Илья вздрогнул, чувствуя невольный детский испуг. Каюрский перехватил его вздрог, но сделал вид, что ничего не заметил, повествуя дальше:

— Да, зажала… Потом никак не могли ее руки разомкнуть: ни топором разрубить, ни пилой распилить. Так я тут и помер. Вместе с ней меня и похоронили. Ха-ха-ха!.. — захохотал он на весь трамвай, глядя на ошалелое, осунувшееся лицо Тимашева. — Да вы впечатлительный человек, Илья Васильевич! Шучу я, не видно разве? — мощной рукой он обнял Илью за плечи. — Не обижайтесь. За такими байками легче время проходит. Да и успокаивают они. Я к вам хорошо отношусь, вы мне понравились. Я бы хотел подружиться с вами.
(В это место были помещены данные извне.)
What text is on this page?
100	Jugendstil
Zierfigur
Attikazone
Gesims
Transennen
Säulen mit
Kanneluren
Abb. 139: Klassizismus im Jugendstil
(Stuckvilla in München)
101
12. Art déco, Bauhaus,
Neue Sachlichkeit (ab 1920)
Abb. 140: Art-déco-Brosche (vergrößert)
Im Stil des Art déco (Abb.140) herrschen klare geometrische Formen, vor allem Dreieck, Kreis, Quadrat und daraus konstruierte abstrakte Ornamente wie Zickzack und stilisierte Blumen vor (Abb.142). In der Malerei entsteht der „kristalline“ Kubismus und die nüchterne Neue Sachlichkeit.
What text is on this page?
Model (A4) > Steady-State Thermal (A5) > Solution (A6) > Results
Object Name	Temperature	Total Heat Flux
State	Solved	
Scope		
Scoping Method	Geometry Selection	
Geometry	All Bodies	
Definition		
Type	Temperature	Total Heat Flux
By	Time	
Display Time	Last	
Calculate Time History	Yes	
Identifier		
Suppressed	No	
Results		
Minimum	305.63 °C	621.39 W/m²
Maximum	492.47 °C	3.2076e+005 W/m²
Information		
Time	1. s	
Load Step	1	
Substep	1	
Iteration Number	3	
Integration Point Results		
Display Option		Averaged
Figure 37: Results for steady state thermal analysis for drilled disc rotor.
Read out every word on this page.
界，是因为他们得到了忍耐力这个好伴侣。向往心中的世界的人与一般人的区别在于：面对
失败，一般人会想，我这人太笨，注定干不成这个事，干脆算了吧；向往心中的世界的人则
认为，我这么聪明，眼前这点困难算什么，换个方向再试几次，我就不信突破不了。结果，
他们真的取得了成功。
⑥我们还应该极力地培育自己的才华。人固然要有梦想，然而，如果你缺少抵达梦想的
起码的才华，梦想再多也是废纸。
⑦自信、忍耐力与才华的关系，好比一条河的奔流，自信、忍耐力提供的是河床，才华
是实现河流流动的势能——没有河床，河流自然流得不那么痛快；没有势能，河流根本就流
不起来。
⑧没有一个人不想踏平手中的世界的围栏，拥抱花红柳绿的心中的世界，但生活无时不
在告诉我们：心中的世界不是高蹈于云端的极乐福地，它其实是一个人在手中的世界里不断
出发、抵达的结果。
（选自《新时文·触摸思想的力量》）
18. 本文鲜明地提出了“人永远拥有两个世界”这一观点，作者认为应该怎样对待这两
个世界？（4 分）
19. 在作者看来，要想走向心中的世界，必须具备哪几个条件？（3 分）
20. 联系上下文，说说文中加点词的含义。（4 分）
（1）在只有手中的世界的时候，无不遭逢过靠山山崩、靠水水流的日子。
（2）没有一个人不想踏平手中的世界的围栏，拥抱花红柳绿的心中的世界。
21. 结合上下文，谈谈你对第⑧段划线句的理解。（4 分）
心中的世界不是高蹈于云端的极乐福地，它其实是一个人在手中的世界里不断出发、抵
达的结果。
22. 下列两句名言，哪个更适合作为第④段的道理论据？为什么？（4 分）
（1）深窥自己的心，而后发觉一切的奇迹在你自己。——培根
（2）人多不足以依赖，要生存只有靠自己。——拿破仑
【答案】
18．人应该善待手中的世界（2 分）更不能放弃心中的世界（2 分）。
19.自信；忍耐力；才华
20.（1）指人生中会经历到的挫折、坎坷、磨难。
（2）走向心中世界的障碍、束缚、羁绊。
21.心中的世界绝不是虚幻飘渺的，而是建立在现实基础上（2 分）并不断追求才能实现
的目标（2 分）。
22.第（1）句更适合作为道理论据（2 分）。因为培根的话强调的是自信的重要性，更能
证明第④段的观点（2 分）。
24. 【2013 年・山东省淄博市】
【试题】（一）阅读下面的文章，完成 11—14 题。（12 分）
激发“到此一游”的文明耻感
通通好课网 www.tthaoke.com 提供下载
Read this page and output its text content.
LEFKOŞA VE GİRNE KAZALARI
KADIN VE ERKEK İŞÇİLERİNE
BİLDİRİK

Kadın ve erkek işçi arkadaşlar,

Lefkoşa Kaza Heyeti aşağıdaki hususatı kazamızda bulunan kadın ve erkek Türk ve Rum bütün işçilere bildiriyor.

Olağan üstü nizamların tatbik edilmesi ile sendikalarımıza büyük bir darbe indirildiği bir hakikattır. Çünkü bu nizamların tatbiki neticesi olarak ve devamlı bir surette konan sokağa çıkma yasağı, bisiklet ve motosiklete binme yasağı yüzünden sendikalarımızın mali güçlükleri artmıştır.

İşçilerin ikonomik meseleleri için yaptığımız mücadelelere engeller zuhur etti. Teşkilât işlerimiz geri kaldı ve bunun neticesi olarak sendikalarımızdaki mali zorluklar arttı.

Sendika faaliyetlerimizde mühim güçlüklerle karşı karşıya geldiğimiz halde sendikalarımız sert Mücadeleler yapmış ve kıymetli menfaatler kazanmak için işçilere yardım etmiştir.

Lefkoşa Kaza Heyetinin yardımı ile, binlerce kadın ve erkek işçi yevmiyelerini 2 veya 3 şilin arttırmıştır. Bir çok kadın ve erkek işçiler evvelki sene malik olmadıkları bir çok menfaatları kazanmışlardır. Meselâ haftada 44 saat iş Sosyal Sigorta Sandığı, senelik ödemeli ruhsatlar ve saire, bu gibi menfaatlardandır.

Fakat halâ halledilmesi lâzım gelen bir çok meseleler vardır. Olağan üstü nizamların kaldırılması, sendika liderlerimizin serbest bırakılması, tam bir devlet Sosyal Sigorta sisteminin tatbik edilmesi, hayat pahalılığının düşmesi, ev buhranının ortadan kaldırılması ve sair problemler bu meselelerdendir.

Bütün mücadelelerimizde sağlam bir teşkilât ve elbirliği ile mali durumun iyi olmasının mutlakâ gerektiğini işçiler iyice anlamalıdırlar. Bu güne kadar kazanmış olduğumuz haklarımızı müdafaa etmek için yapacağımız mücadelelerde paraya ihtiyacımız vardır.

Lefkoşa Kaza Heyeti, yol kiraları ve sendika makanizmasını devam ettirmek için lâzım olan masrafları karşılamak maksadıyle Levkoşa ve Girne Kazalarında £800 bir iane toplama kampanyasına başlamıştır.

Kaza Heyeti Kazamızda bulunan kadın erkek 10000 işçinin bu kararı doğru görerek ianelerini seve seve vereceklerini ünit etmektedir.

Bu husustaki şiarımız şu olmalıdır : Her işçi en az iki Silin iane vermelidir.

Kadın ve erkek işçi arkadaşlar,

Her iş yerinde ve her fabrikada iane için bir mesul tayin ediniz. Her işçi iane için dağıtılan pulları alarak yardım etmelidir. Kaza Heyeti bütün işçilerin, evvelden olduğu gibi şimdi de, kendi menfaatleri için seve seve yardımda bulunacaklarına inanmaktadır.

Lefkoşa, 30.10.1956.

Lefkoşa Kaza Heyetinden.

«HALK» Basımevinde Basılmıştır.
Это прозвучало неожиданно, а потому нелепо, но лестно.

— Вы мне тоже симпатичны, — осторожно сказал Илья.

— Значит, будем дружить, — он протянул свою лапу. — А насчет своих женщин не беспокойтесь — все перетерпится и образуется. Жалеть их надо, но не потакать. Вы сходите все же к Ленине Карловне, ее поддержать надо. Человека в нервном расстройстве можно повернуть и так, и эдак. Можете убить, можете спасти. А завтра-послезавтра решайте, кто вам дороже. Извините за совет. Просто я уже сходить должен. И без того остановку лишнюю проехал. Назад к Савеловскому придется возвращаться. Мне еще в «Правду», чтоб извещение о смерти старого члена партии дали. Потом за Петей в школу заеду. Я быстро, вы не сомневайтесь.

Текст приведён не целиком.